Hello all! I have a question about generating posterior predictive samples for out of sample values using a Latent GP and Binomial likelihood.

The data is like:
x = time points
z = number of trials of the Binomial at time x
y = number of successes at time x.

I split my data into train and test sets then:

My model is:

with pm.Model() as model:
    model.add_coord("obs_id", z_train.flatten(), mutable=True)

    ## Data containers to enable prediction
    trials = pm.MutableData("trials", z_train.flatten(), dims="obs_id")
    successes = pm.MutableData("successes", y_train.flatten(), dims="obs_id")
    t = pm.MutableData("t", x_train)

    # Seasonal component.
    ls = pm.Gamma(name='ls_1', alpha=2.0, beta=1.0)
    period = pm.Gamma(name='period', alpha=52.1429, beta=2)
    gp_seasonal = pm.gp.Latent(cov_func=pm.gp.cov.Periodic(input_dim=1, period=period, ls=ls))

    # Linear trend.
    c_3 = pm.Normal(name='c_3', mu=1, sigma=2)
    gp_linear = pm.gp.Latent(cov_func=pm.gp.cov.Linear(input_dim=1, c=c_3))

    # Define gaussian process.
    gp = gp_linear + gp_seasonal
    logit_prob = gp.prior("logit_prob", X=t)

    # Likelihood.
    likelihood = pm.Binomial("likelihood", logit_p=logit_prob, n=trials, observed=successes)

Then we sample:

with model:
    # Sample.
    trace = pm.sample(draws=500, chains=2, tune=500, cores=1) 

I have to do cores=1 because I am on a Mac M1.

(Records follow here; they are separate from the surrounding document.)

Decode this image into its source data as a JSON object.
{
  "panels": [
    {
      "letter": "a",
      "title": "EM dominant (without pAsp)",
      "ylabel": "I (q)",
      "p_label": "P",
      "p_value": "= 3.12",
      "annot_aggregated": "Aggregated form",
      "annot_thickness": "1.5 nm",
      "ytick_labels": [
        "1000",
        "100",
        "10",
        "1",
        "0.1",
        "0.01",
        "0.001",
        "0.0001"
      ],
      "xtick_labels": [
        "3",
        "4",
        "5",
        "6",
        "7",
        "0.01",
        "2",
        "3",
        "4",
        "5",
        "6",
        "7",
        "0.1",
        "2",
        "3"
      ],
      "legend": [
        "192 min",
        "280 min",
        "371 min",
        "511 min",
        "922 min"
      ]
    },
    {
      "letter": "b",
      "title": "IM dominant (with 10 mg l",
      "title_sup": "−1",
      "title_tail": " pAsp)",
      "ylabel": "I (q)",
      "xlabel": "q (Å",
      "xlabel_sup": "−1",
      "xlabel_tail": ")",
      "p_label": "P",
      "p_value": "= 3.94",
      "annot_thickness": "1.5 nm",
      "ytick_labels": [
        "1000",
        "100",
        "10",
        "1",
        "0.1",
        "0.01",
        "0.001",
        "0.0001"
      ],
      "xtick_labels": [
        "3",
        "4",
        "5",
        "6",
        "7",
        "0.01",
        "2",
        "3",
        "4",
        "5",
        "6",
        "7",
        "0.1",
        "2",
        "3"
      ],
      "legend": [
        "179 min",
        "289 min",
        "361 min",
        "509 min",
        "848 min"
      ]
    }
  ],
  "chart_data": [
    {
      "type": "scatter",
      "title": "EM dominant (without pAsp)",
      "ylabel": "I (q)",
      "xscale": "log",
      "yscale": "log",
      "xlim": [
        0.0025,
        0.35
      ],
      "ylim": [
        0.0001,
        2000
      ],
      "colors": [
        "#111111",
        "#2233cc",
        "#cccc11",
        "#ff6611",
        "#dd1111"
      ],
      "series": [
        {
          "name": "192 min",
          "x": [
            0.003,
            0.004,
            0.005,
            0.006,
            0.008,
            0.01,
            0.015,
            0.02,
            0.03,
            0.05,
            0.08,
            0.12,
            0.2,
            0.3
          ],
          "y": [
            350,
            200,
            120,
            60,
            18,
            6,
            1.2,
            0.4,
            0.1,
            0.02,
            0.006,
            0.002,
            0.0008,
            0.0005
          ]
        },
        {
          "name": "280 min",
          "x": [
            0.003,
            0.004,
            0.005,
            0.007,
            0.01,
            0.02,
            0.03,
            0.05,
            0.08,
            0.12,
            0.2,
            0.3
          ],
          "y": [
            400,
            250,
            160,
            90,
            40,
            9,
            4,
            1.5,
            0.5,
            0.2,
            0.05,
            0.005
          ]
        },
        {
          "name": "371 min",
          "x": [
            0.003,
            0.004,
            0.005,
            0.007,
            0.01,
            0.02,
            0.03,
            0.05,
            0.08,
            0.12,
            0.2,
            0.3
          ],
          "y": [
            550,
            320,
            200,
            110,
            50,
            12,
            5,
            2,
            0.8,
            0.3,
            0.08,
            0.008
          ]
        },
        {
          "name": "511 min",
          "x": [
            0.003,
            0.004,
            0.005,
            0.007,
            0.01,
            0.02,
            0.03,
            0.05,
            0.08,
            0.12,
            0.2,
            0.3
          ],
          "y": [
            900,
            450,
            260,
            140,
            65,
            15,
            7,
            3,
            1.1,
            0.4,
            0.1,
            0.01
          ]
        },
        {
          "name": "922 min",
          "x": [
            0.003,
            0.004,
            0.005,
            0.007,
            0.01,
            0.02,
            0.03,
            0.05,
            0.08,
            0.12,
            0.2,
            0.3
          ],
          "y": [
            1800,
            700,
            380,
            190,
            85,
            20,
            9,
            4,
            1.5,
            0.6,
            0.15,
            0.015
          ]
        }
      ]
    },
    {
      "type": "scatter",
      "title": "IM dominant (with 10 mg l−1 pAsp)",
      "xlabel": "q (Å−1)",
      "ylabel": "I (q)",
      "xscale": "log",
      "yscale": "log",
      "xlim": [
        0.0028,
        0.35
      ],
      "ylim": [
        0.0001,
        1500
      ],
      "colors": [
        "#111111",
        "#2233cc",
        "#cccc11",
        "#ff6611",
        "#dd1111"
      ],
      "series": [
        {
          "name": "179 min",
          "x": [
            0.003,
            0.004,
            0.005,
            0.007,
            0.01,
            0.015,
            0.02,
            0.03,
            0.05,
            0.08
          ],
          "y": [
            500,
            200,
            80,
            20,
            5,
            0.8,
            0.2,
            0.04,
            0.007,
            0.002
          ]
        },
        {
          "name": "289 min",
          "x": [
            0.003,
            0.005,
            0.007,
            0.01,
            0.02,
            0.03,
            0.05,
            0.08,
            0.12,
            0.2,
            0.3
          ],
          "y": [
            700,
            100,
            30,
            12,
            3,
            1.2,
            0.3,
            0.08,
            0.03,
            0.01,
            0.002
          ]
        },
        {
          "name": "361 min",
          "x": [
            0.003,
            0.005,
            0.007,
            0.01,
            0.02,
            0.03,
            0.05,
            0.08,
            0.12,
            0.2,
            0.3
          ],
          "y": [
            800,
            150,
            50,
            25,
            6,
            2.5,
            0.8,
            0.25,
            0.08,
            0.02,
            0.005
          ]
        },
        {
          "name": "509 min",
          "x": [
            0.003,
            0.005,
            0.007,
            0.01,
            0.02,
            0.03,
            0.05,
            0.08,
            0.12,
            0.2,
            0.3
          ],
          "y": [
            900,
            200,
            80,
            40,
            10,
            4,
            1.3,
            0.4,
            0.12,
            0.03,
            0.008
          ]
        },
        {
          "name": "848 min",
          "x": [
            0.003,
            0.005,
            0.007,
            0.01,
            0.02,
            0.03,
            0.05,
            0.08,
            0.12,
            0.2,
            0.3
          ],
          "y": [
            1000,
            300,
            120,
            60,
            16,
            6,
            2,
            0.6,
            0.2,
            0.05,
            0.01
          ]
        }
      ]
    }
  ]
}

Now I want to do posterior predictive sampling on the test data. (and for the training data to check in-sample fit).

I tried:

with model:
    pm.set_data(
        {
            "t": x_train,
            "trials": z_train.flatten(),
            "successes": y_train.flatten()
        },
        coords={"obs_id": z_train.flatten()}
    )
    y_train_pred_samples = pm.sample_posterior_predictive(
        trace,
        var_names=['logit_prob'],
        return_inferencedata=True
    )

    pm.set_data(
        {
            "t": x_test,
            "trials": z_test.flatten(),
        },
        coords={"obs_id": z_test.flatten()}
    )
    y_test_pred_samples = pm.sample_posterior_predictive(
        trace,
        var_names=['logit_prob'],
        predictions=True,
        return_inferencedata=True
    )

but I get an error because the length of y_train is the old obs_id and not the length of y_test.

What is the correct format to do OOS posterior predictions for this type of model?

Thanks!

If I am not wrong you need to expand/recreate your model with .conditional as in Gaussian Processes: Latent Variable Implementation — PyMC example gallery unless you use the HSGP approximation, in which case the set_data approach suffices.

2 Likes

Thanks! That example very closely aligns to what I need.